How long does the Missouri Medicaid home care application take?

From initial filing to receiving services: typically 8 to 12 weeks if you file with both agencies simultaneously. FSD processing takes 30-45 days. The DSDS clinical assessment happens in parallel but requires separate scheduling. If you file sequentially (FSD first, then DSDS after approval), add 4-6 weeks.

What happens if I make a mistake on the application?

FSD will contact you for missing or incorrect information — it delays processing but doesn't disqualify your parent. The bigger risk is omitting assets (which FSD can flag as potential fraud) or failing to prepare for the InterRAI assessment (which can result in a score below 18, denying the nursing facility level of care determination).
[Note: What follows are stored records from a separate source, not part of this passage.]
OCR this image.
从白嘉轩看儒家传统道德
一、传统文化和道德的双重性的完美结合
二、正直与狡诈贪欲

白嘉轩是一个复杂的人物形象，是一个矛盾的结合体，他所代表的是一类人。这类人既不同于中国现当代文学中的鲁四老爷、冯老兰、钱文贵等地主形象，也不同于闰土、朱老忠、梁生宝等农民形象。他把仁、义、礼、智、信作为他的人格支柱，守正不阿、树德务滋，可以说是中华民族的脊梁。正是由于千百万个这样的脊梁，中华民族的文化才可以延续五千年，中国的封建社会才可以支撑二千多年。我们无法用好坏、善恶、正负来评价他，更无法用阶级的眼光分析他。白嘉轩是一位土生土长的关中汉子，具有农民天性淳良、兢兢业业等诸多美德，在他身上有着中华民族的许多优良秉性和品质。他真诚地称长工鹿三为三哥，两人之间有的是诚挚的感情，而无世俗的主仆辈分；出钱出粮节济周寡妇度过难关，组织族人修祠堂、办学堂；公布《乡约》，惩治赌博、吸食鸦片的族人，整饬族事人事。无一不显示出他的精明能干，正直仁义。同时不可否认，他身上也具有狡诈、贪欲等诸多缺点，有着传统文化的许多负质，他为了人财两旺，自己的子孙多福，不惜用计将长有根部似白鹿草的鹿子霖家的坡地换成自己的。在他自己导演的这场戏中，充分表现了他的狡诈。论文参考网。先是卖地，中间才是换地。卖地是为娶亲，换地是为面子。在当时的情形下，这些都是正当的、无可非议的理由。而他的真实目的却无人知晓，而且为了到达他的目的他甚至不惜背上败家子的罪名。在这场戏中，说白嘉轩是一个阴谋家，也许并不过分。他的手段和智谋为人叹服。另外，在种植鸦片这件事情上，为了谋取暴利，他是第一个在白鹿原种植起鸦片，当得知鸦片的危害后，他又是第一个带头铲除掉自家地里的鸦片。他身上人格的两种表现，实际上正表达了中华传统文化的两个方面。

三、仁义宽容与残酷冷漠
Under-reporting your parent's needs at the assessment is the most common costly mistake families make.

Can I switch care models after I've started?

Yes. If you choose agency care and later want to switch to CDS (to pay a family member), you can request a plan modification through your support coordinator. The one exception: SFCW requires terminating all other HCBS services before enrollment, and participants are prohibited from concurrent enrollment in any other waiver.